Glass is a mixture of 70% silica, which can be found in ordinary sand, and 25% soda ash, which can be extracted from plants. The latter ingredient is added to lower the melting point of the silica from almost 2000°C to 1200°C, making it easier to work with. Because it also makes the glass soluble, glass makers add 5% calcium oxide (from lime or shells), which makes the glass harder again and is why we can drink water from a bottle.
Glass was invented in about 2500 BCE in Egypt and Mesopotamia, probably as a by-product of the production of faience. Its natural color is blue-greenish, but impure ingredients can make it more blue or yellow. Deep blue glass was found in the Uluburun wreck (late fourteenth century BCE).
The first real glass objects were made in Eighteenth Dynasty Egypt, especially during the reign of king Thutmose III (r.1479-1425): small bottles, made by first modeling organic material around a rod, then rolling melted glass around the model, adding decoration, cooling it, and finally removing the organic material.
The first experiments with color took place in Egypt as well. It was not uncommon to add little lines in different colors, imitating alabaster. Adding lead oxide makes the glass more reflecting, so that it could be used in mirrors.
After c.1000 BCE, a second production center arose: the Phoenician cities of Sidon and Tyre started to produce glass, and the glass makers discovered that they could make glass more transparent by adding antimony. In the first century BCE, the Phoenicians invented the blow pipe, which made it easier to operate the furnaces. (The oldest known atelier is Jerusalem, mid-first century BCE.)
A third production center was Italy, where glass-blowing became popular and from where glass, now a relatively cheap product, started to replace Samian ware (terra sigillata) as the most important luxury ceramics and spread all over the ancient world, as far as Bactria and China. The price of normal, undecorated glassware was determined by the weight of the object; decorated glassware was of course more expensive. Nice examples are millefiori glassware and the type of goblet known as a vasa diatreta.
During the reign of the emperor Nero (r.54-68 CE), the use of transparent glass, made by adding antimony, became much more popular, replacing the blue and purple glass that had until then been very much en vogue. Although the ancients learned how to make small, transparent glass panes for windows, they remained a rarity. Selenite was an alternative.
Glass was much appreciated because it could have many colors. As indicated above, impure ingredients could turn the product, which is very light green or blue, more yellowish or blueish. Glass makers discovered new colors.

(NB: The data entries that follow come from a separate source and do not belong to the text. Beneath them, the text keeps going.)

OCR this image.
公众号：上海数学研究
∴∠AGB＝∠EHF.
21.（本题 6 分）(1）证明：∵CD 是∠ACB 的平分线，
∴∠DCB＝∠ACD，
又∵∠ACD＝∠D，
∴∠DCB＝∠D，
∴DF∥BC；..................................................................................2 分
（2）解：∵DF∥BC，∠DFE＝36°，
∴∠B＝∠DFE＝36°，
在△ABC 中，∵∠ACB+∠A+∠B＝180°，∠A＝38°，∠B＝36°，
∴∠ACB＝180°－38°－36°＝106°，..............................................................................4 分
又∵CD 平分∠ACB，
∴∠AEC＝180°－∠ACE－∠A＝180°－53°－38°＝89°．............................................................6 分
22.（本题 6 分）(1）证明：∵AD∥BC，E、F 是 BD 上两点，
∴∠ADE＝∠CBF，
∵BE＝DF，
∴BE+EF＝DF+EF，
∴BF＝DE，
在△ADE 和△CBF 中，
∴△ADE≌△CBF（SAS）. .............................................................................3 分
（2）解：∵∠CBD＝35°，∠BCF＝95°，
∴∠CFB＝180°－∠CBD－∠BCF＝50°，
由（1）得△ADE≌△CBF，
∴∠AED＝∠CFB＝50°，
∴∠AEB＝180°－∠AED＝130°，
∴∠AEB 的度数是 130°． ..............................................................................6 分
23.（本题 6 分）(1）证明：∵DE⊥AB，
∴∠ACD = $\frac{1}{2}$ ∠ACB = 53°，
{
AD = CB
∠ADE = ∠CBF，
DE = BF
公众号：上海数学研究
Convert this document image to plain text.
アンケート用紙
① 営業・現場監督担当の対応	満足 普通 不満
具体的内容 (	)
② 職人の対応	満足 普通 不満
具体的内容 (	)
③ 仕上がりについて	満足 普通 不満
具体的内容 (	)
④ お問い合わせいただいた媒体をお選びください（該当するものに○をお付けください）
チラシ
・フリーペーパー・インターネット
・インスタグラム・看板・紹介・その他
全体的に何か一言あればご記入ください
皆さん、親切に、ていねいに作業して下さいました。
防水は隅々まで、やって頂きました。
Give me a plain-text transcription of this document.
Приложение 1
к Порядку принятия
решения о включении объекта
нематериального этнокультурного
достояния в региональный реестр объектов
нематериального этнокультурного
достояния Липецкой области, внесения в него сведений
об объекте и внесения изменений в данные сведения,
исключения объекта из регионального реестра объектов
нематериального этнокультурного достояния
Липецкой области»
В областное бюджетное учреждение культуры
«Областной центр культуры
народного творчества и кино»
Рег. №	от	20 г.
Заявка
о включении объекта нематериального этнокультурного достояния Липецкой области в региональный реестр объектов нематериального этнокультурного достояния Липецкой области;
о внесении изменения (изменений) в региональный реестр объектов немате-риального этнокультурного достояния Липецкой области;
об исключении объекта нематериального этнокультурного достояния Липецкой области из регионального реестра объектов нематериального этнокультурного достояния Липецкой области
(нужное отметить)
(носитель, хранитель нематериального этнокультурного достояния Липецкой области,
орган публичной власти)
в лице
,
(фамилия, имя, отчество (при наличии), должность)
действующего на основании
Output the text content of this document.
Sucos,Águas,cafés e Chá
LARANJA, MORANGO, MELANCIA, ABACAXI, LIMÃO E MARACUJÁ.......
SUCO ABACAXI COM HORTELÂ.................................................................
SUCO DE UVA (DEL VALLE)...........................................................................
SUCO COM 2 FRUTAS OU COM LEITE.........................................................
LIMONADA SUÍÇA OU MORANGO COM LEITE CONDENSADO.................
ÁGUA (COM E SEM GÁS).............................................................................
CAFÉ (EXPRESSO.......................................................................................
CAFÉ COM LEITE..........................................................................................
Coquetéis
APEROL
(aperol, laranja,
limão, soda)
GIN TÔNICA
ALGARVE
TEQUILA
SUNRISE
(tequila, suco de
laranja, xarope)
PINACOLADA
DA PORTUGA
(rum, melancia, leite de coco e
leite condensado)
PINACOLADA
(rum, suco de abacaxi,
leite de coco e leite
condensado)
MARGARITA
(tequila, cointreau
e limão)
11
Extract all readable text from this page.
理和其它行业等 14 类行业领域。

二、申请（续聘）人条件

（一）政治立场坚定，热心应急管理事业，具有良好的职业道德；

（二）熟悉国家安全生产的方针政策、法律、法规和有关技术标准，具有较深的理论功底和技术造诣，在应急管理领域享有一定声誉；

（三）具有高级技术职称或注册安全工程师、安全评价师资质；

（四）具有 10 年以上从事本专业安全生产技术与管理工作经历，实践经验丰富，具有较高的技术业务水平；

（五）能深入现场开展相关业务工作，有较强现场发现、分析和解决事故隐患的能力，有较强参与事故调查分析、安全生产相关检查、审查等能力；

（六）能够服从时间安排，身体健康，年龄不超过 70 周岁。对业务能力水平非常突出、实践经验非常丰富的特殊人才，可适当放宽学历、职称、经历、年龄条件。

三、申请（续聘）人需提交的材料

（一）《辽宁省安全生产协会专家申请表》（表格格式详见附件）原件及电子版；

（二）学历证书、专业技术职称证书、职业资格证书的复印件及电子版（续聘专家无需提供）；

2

For example, amber was produced by adding sulfur and iron; blue was made by adding cobalt; small amounts of lead and copper made glass red, while antimony could make it white; purple was created with manganese. Green glass was created by adding either copper and either lead or iron, and the intensity could be regulated by adding oxygen. What is called "black" is in fact mica or very dark green, purple, or brown glass.